Sur les 2,7 millions de Mongols, seulement 2 % sont chrétiens, et les quelque 1 200 catholiques représentent seulement 0,04 % de la population. Le champ à moissonner reste donc gigantesque, puisque sur 21 provinces mongoles, 17 n’ont pas encore reçu de présence catholique. « L’Eglise catholique en Mongolie a seulement vingt-quatre ans d’existence, elle célébrera ses vingt-cinq ans, l’année prochaine. Cela prend du temps et demande des efforts de patience pour évangéliser la Mongolie, car elle a de profondes racines bouddhiques et chamaniques, issus du tangraïsme (3). Aujourd’hui, la plupart des Mongols perçoivent encore le christianisme comme une religion étrangère, voir même comme une menace à leurs propres culture et traditions », explique le jeune prêtre mongol, qui après avoir été étudié la biotechnologie à l’Université internationale de Mongolie, a passé huit années au séminaire de Daejeon, en Corée du Sud.

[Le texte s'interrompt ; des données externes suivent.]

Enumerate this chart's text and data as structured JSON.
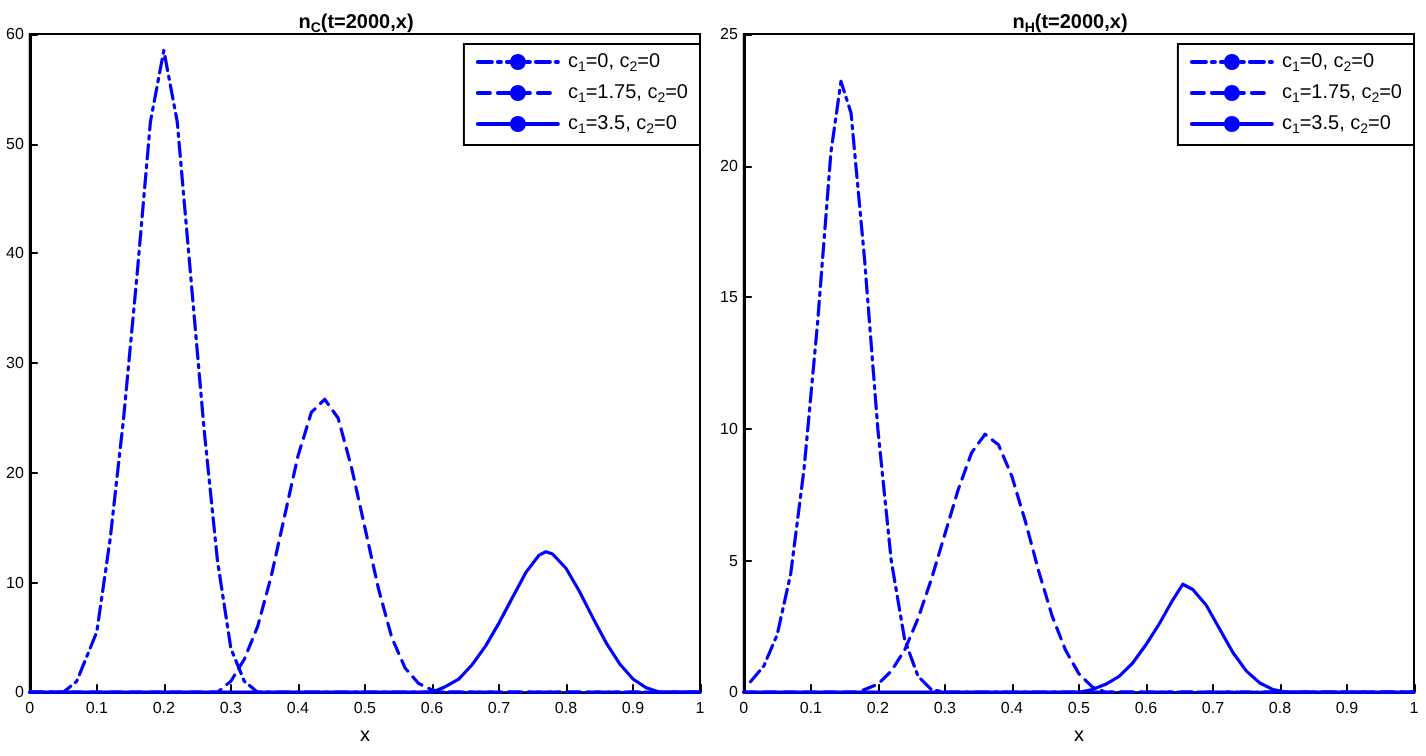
{
  "chart_data": [
    {
      "type": "line",
      "title": "n$_{C}$(t=2000,x)",
      "xlabel": "x",
      "xlim": [
        0,
        1
      ],
      "xticks": [
        0,
        0.1,
        0.2,
        0.3,
        0.4,
        0.5,
        0.6,
        0.7,
        0.8,
        0.9,
        1
      ],
      "ylim": [
        0,
        60
      ],
      "yticks": [
        0,
        10,
        20,
        30,
        40,
        50,
        60
      ],
      "grid": false,
      "legend": "top right",
      "marker": "none",
      "series": [
        {
          "name": "c$_{1}$=0, c$_{2}$=0",
          "color": "#0000ff",
          "line_style": "dashdot",
          "x": [
            0,
            0.05,
            0.07,
            0.1,
            0.12,
            0.14,
            0.16,
            0.18,
            0.2,
            0.22,
            0.24,
            0.26,
            0.28,
            0.3,
            0.32,
            0.34,
            1
          ],
          "values": [
            0,
            0,
            1,
            5.5,
            14,
            25,
            38,
            52,
            58.5,
            52,
            38,
            24,
            12,
            4,
            1,
            0,
            0
          ]
        },
        {
          "name": "c$_{1}$=1.75, c$_{2}$=0",
          "color": "#0000ff",
          "line_style": "dashed",
          "x": [
            0,
            0.28,
            0.3,
            0.32,
            0.34,
            0.36,
            0.38,
            0.4,
            0.42,
            0.44,
            0.46,
            0.48,
            0.5,
            0.52,
            0.54,
            0.56,
            0.58,
            0.6,
            0.62,
            1
          ],
          "values": [
            0,
            0,
            1,
            3,
            6,
            10.5,
            16,
            21.5,
            25.5,
            26.7,
            25,
            20.5,
            15,
            9.5,
            5,
            2.2,
            0.8,
            0.2,
            0,
            0
          ]
        },
        {
          "name": "c$_{1}$=3.5, c$_{2}$=0",
          "color": "#0000ff",
          "line_style": "solid",
          "x": [
            0,
            0.6,
            0.62,
            0.64,
            0.66,
            0.68,
            0.7,
            0.72,
            0.74,
            0.76,
            0.77,
            0.78,
            0.8,
            0.82,
            0.84,
            0.86,
            0.88,
            0.9,
            0.92,
            0.94,
            1
          ],
          "values": [
            0,
            0,
            0.5,
            1.2,
            2.5,
            4.2,
            6.3,
            8.6,
            10.9,
            12.5,
            12.8,
            12.6,
            11.3,
            9.2,
            6.8,
            4.5,
            2.6,
            1.2,
            0.4,
            0,
            0
          ]
        }
      ]
    },
    {
      "type": "line",
      "title": "n$_{H}$(t=2000,x)",
      "xlabel": "x",
      "xlim": [
        0,
        1
      ],
      "xticks": [
        0,
        0.1,
        0.2,
        0.3,
        0.4,
        0.5,
        0.6,
        0.7,
        0.8,
        0.9,
        1
      ],
      "ylim": [
        0,
        25
      ],
      "yticks": [
        0,
        5,
        10,
        15,
        20,
        25
      ],
      "grid": false,
      "legend": "top right",
      "marker": "none",
      "series": [
        {
          "name": "c$_{1}$=0, c$_{2}$=0",
          "color": "#0000ff",
          "line_style": "dashdot",
          "x": [
            0.01,
            0.03,
            0.05,
            0.07,
            0.09,
            0.11,
            0.13,
            0.145,
            0.16,
            0.18,
            0.2,
            0.22,
            0.24,
            0.26,
            0.28,
            0.3,
            1
          ],
          "values": [
            0.4,
            1,
            2.2,
            4.5,
            8.5,
            14,
            20.5,
            23.2,
            22,
            16.5,
            10,
            5,
            2,
            0.6,
            0.1,
            0,
            0
          ]
        },
        {
          "name": "c$_{1}$=1.75, c$_{2}$=0",
          "color": "#0000ff",
          "line_style": "dashed",
          "x": [
            0,
            0.17,
            0.2,
            0.22,
            0.24,
            0.26,
            0.28,
            0.3,
            0.32,
            0.34,
            0.36,
            0.38,
            0.4,
            0.42,
            0.44,
            0.46,
            0.48,
            0.5,
            0.52,
            0.54,
            1
          ],
          "values": [
            0,
            0,
            0.3,
            0.8,
            1.6,
            2.8,
            4.3,
            6,
            7.7,
            9.1,
            9.8,
            9.4,
            8.2,
            6.5,
            4.6,
            2.9,
            1.6,
            0.7,
            0.2,
            0,
            0
          ]
        },
        {
          "name": "c$_{1}$=3.5, c$_{2}$=0",
          "color": "#0000ff",
          "line_style": "solid",
          "x": [
            0,
            0.5,
            0.52,
            0.54,
            0.56,
            0.58,
            0.6,
            0.62,
            0.64,
            0.655,
            0.67,
            0.69,
            0.71,
            0.73,
            0.75,
            0.77,
            0.79,
            0.81,
            1
          ],
          "values": [
            0,
            0,
            0.1,
            0.3,
            0.6,
            1.1,
            1.8,
            2.6,
            3.5,
            4.1,
            3.9,
            3.3,
            2.4,
            1.5,
            0.8,
            0.35,
            0.1,
            0,
            0
          ]
        }
      ]
    }
  ]
}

« Nous avons besoin d’autres prêtres mongols car ils sauront annoncer dans notre propre culture et à notre propre peuple, les enseignements du Christ et de l’Eglise. Alors, seulement les Mongols pourront comprendre que le catholicisme n’est pas seulement une religion étrangère, mais belle et bien une religion proche de leurs traditions, de leur culture et de leur manière de vivre », explique avec enthousiasme le P. Enkh Baatar.

 

Une première évangélisation datant du VIIème siècle

Les premières annonces de l’Evangile en terre mongole ne datent pas du XXe siècle mais du VIIe siècle après Jésus-Christ, avec l’arrivée de moines nestoriens et la conversion de plusieurs tribus mongoles. Puis, au XIIe siècle, les premiers missionnaires arrivèrent, sous la dynastie mongole des Yuan. Selon le P. Baatar, d’après certaines archives, il y aurait eu, à cette époque, quelque 30 000 catholiques, ce qui laisse augurer la présence d’un clergé local établi, qui aurait ensuite disparu avec la chute de l’empire Yuan et l’émergence de la dynastie chinoise des Ming.

Au XVIe siècle, l’émergence de l’islam au Moyen-Orient est venue bloquer la route aux missionnaires chrétiens, rendant le territoire mongol difficilement accessible. C’est à cette période que le bouddhisme tibétain s’est propagé dans le pays et est devenu religion d’Etat jusqu’à la révolution communiste, en 1924. Il faudra ensuite attendre le début des années 1990, pour que les pas de trois nouveaux missionnaires catholiques étrangers viennent fouler le sol de la terre mongole et que, vingt-quatre ans plus tard, la petite Eglise renaissante accueille son premier prêtre catholique autochtone.